28 Ekim 2012 Pazar

Bir süreliğine eskilerin yüzüne bakmayacağım,ta ki aslında onları daha çok sevdiğimi anlayana kadar

Bazen en güzel uykumdan uyanır gibi geçiyor zaman,bazense saatler gibi gelen dakikalarda kayboluyorum.Zor olan ne aslında biliyor musunuz,en zor gelen şey,yeni birilerine kendini anlatmak.İstemeden gösterilen çaba,fark etmeden yapılan davranışlar tedirgin ediyor beni.Evet yeniler güzel,yenilikler her zaman daha çekici ama bir bakışımla ne istediğimi anlayan insanları oluşturmak en zoru.Kim varsa hayatımda tıpkı böyle,bakıyorum biz yıllarımızı vermişiz o hale gelmek için.Yeni olanlara alışmak,beni anlamalarını beklemek,onları anlamaya çalışmak bunlar o kadar zor geliyor ki.
Bazen her şey yeni şarkıların varken dönüp eski sevdiğin şarkıları dinlemek gibi.Tanımak,sevmek,alışmak,uyum sağlamak bunları istiyorum,bunun için çabalıyorum,herkes gibi,ancak bir yerlerde hep bir pürüz var. Ne kadar zor kendini anlatmak,ne kadar zor insanlara yaşamını anlatmak,ne kadar zor birilerini dahil etmek hayatına. En kötüsü eskilerle kıyaslamak.Ne eskiler bunu hak ediyor,ne yeniler.
Sadece insanlardan bahsetmiyorum,eşyalar,davranışlar,alışkanlıklar,şehirler,küçük hatıralar.Hepimiz eski anıları hatırlatacak zamanlarla karşılaşıyoruz ve bu yüzden o an yaşadığımız şeyin güzelliğini fark edemiyoruz.Ya da kıyaslıyoruz,daha önce mi daha mutluydum diye.Çok yanlış yapıyoruz.
Yolunda olmayan hiçbir şey yok,mutsuz da değilim fakat yenilere alışmaya çalışıyorum.Bazen bir şeyler anlatırken susuyorum,kendi kendime boşver bunu anlatma diyorum.Bazen Ebru hayır böyle davranma belki yanlış anlayabilirler diyorum.Zaaflarımı saklamaya çalıştıkça her kelimemde açığa vuruyorum üstelik.Ne kadar zor hayatımıza birilerini dahil etmek.Belki çok kısa bir süre sonra hayatımın büyük kısmını oluşturacak insanlara o kadar yabancıyım ki.
Benim en sevdiğim filmi bilmiyorlar mesela,ya da en çok neyden korkarım bilmiyorlar.Herhangi bir davranışımı yanlış yorumlamayacak kadar tanımıyor olmaları beni tedirgin ediyor.
Kimseyi düşündüğümden değil,kendi kaygılarımda takılı kaldım.Biraz bencilim,hatta oldukça bencilim.Belki ben de onları çok farklı yorumluyorum,belki ben de yanlış şeyler düşünüyorum onlar hakkında.
Bir yerden sonra tıkanıyorum,paylaşıp paylaşmamam gereken ayrıntılarda sıkışıyorum.Hep bir acaba deyişim var içimde.
Sanki bu ben değilmişim gibi geliyor.Zamana bırakınca her şeyin çok güzel olacağını biliyorum ama sabırsızım.İnsan kendini tanıyan insanların yanında mutlu olabiliyor.En ufak bir mimiğimle bile ne hissettiğimi anlayacak insanlar yaratmak zor geliyor.
Dedim ya biraz bencilim,bazen onları tanımaya çalışırken söylediklerini duymazdan geliyorum,kendi derdime düşüyorum çünkü.
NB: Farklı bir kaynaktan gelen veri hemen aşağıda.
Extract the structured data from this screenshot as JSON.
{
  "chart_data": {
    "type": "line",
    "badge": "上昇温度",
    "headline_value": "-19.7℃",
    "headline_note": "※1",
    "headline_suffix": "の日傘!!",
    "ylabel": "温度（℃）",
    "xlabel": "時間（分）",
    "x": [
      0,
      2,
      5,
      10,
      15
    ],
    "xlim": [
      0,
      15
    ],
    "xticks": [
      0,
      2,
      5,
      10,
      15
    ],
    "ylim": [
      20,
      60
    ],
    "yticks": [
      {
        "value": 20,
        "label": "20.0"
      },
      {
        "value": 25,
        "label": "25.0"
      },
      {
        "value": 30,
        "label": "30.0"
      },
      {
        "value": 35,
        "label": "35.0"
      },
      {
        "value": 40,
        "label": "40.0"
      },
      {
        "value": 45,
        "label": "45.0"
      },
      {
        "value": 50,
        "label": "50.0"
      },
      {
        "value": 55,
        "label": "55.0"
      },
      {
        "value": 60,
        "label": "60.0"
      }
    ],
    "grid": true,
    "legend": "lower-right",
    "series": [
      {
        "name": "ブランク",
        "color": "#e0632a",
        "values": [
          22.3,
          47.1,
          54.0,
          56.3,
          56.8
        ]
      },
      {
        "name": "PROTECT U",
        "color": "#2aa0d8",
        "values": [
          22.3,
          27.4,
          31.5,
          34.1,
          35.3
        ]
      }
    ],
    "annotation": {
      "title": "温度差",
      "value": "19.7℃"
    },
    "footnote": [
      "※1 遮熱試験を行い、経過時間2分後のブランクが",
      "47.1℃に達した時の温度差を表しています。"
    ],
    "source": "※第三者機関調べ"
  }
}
Şimdilik geçmiş şarkılarda gizli,hayıflanmak yerine çabalamayı seçiyorum bir kaç gündür.İnanıyorum her şey güzel olacak tıpkı yıllar önce olduğu gibi.
Saatlerce çok saçma bir şeye gülebilecek kadar samimi arkadaşlar yaratmak kolay olmayacak ama,en azından deniyorum.

Bir yandan da yeni insanlar tanımak çok güzel,yeni aldığın ayakkabıyı giymek için sabırsızlanmak gibi.